Let’s Talk About: Storybooks – Face-blindness vs. Bullies

And now that I’m back in St. John’s, I’m resuming the talk about storybooks! Specifically, this post is to look at the issue of face-blindness and bullying.

While I was in the CAPP meeting a week and a half ago, I brought this topic up over lunch, and got some great suggestions for how people who are face-blind can deal with “recognizing/identifying” bullies. I’m going to list them here. If anyone has other possibilities, ideas, suggestions, solutions, please let me know – I’d really like these Spectrum Storybooks to be as comprehensive as possible.

Suggestions given:

  • Look at their shoes. People don’t often change what shoes they wear, so you should be able to identify their shoes even days after whatever incident occurred. Issue: Sometimes more than one person has the same type and colour of shoes.
  • Look at their clothes. This is useful for dealing with incidents the day of, not so useful for if it’s another day. But it’s rare to have two people wearing the exact same clothes on the same day.
  • Look at their gait/manner of walking. People tend to have distinctive gaits.
  • Sound of their voices. Sometimes, particularly if you have hearing that can distinguish minor differences, everyone’s voice sounds different. This can help any day. Also see synaesthesia (below).
  • Scent. People have different scents. This is maybe not something to expand on for adults who might not be able to recognize your ability to separate out/identify/distinguish scents, but can be useful for primary identification. Also see synesthesia (below).
  • Synaesthesia. As far as I’m aware, I’m not a synaesthete, but at least one of the people at the CAPP meeting with me was, and she was one of the ones giving me suggestions. She mentioned that at least sometimes for a synaesthete, individual people can be distinguished by the combination of senses that make up your synaesthesia. For instance, if different scents or different voices are different colours or music or [insert appropriate synaesthete sense here] for you, that may make it easier to distinguish individuals.
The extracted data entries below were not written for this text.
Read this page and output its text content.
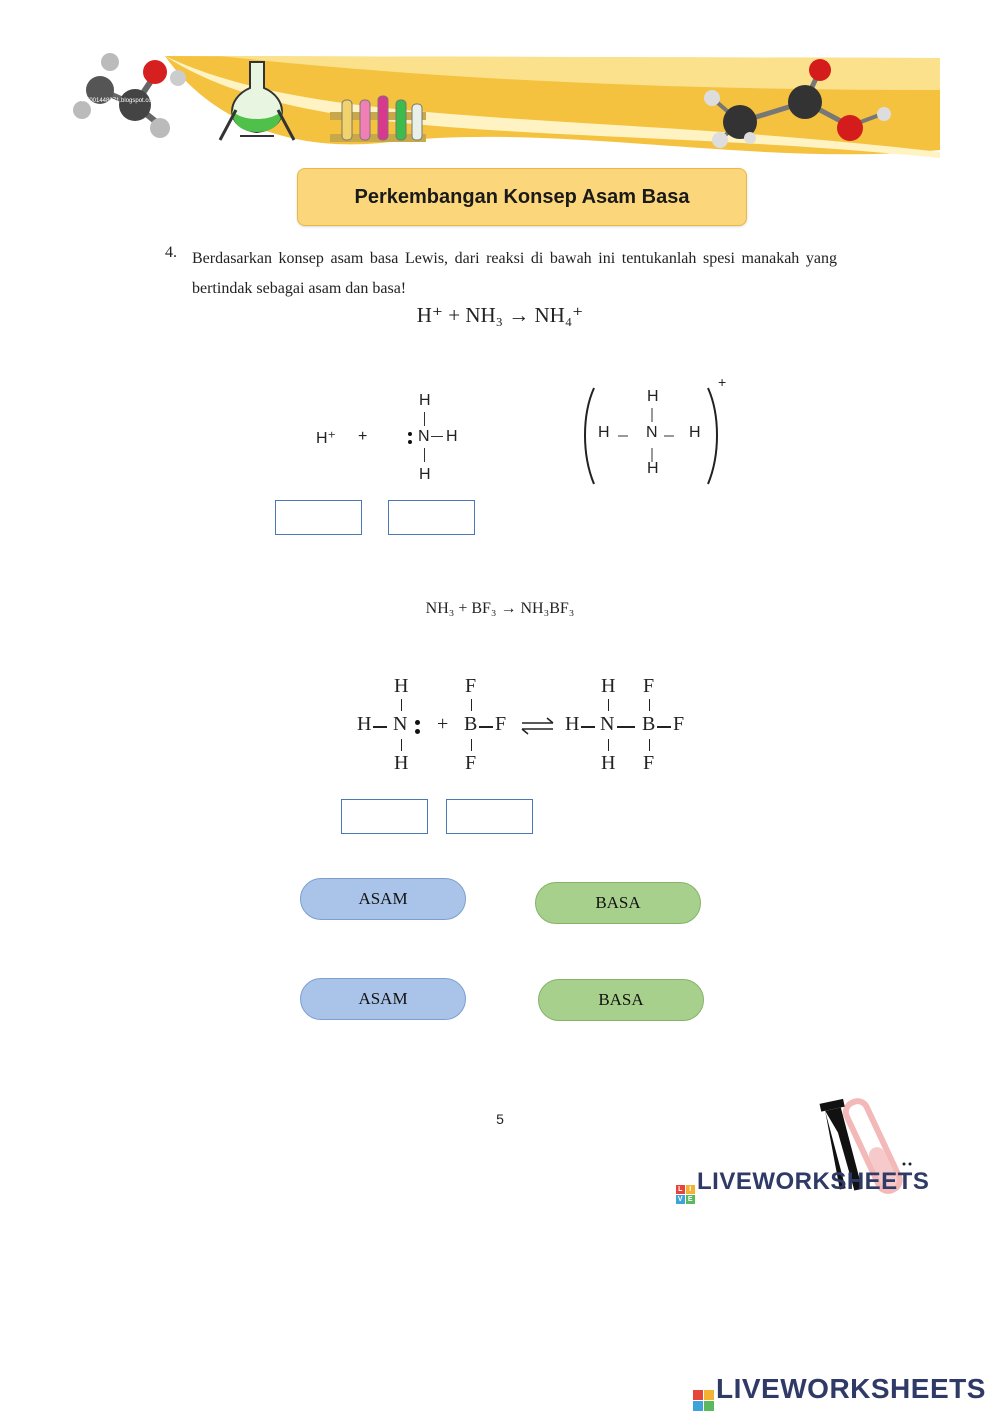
FT001448071.blogspot.co
Perkembangan Konsep Asam Basa
4. Berdasarkan konsep asam basa Lewis, dari reaksi di bawah ini tentukanlah spesi manakah yang bertindak sebagai asam dan basa!
H⁺ + NH₃ → NH₄⁺
H⁺ +
H
N H
H
H N H
H
H
+
NH₃ + BF₃ → NH₃BF₃
H
H N
H
+
F
B F
F
⇌ H
H
N
H
F
B F
F
ASAM	BASA
ASAM	BASA
5
L I
V E
LIVEWORKSHEETS
LIVEWORKSHEETS
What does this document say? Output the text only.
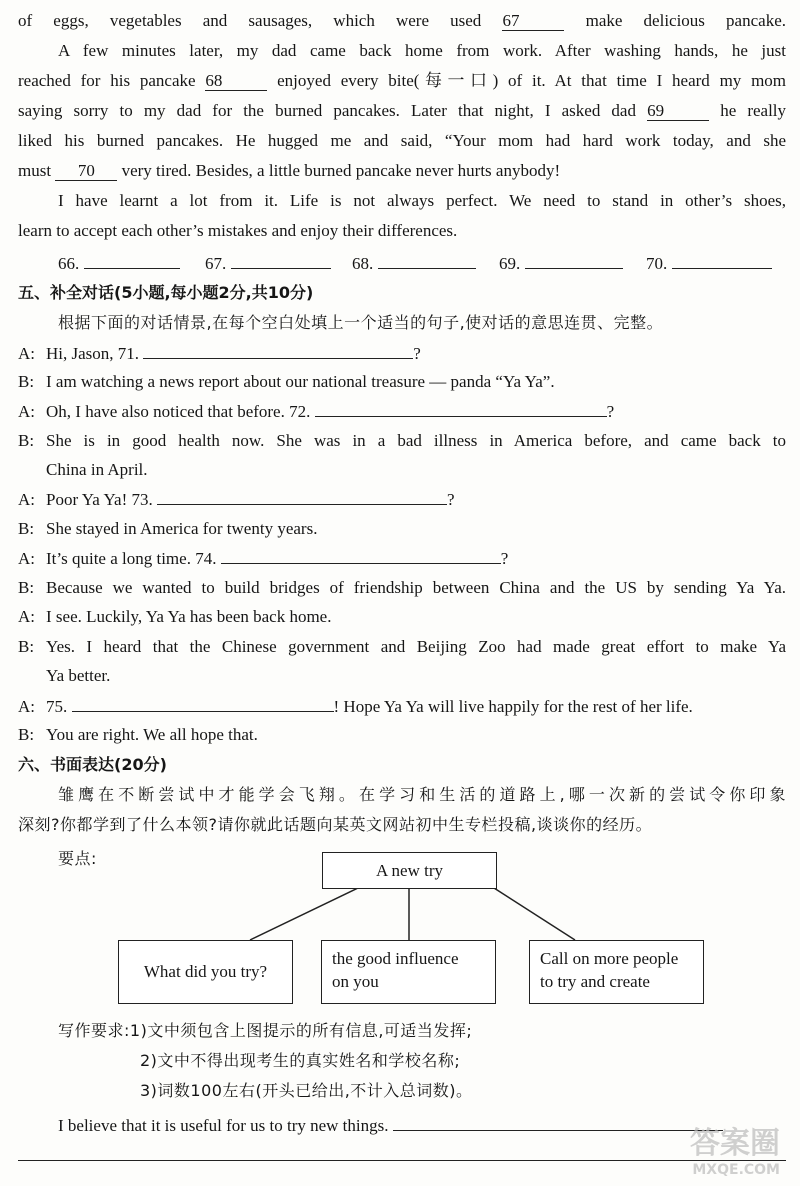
of eggs, vegetables and sausages, which were used 67	make delicious pancake.
A few minutes later, my dad came back home from work. After washing hands, he just
reached for his pancake 68	enjoyed every bite(每一口) of it. At that time I heard my mom
saying sorry to my dad for the burned pancakes. Later that night, I asked dad 69	he really
liked his burned pancakes. He hugged me and said, “Your mom had hard work today, and she
must 70 very tired. Besides, a little burned pancake never hurts anybody!
I have learnt a lot from it. Life is not always perfect. We need to stand in other’s shoes,
learn to accept each other’s mistakes and enjoy their differences.
66.	67.	68.	69.	70.
五、补全对话(5小题,每小题2分,共10分)
根据下面的对话情景,在每个空白处填上一个适当的句子,使对话的意思连贯、完整。
A: Hi, Jason, 71.	?
B: I am watching a news report about our national treasure — panda “Ya Ya”.
A: Oh, I have also noticed that before. 72.	?
B: She is in good health now. She was in a bad illness in America before, and came back to
China in April.
A: Poor Ya Ya! 73.	?
B: She stayed in America for twenty years.
A: It’s quite a long time. 74.	?
B: Because we wanted to build bridges of friendship between China and the US by sending Ya Ya.
A: I see. Luckily, Ya Ya has been back home.
B: Yes. I heard that the Chinese government and Beijing Zoo had made great effort to make Ya
Ya better.
A: 75.	! Hope Ya Ya will live happily for the rest of her life.
B: You are right. We all hope that.
六、书面表达(20分)
雏鹰在不断尝试中才能学会飞翔。在学习和生活的道路上,哪一次新的尝试令你印象
深刻?你都学到了什么本领?请你就此话题向某英文网站初中生专栏投稿,谈谈你的经历。
要点:
A new try
What did you try?
the good influence
on you
Call on more people
to try and create
写作要求:1)文中须包含上图提示的所有信息,可适当发挥;
2)文中不得出现考生的真实姓名和学校名称;
3)词数100左右(开头已给出,不计入总词数)。
I believe that it is useful for us to try new things.
答案圈
MXQE.COM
How do those suggestions sound to you? Are there any others you can think of? Any suggestions on how to word the synaesthesia element for ages 5-12? (Two different age ranges within that.) All comments/thoughts/suggestions welcome (as mentioned above). And again, if you’d prefer a private (not blog comment) reply, feel free to use the comment form in Storybooks Post #1.

Thanks!

🙂 tagÂûght

2 thoughts on “Let’s Talk About: Storybooks – Face-blindness vs. Bullies

  1. crossovercreativechaos

    Whoof. All of this would have been helpful when I was younger. Most of what I got as a kid was “well, who hit you?” without any advice on how to identify a person.
    Shoes and clothes, definitely, would have been a big help. When people swirl through your perceptions as a mass of disconnected pieces, the simple information that you should try to focus on one identifying factor would have narrowed an impossible task down to something possibly doable.
    Think about it. Identify a person? Everyone expects you to ID the gestalt of features, voice, etc. And that’s just too much information to process. It’s – well, it’s combinatorial math.

    Suppose you have twenty classmates. If you’re processing everything in pieces, then that means you see 20 different pairs of eyes, 20 different hair colors, voices, noses, mannerisms…. that’s 20 to the 5th power possible combinations, right there. Brain overload. Whiteout. Pick one person out of that? Pardon me while I laugh hysterically.

    Identify the 20 different pairs of shoes in your class. This is doable.

    Reply
    1. tagAught

      I’m quite glad you think it seems doable. That’s exactly what I’m looking for!

      And yes, excellent point about the narrowing down to one thing to identify them. Yay!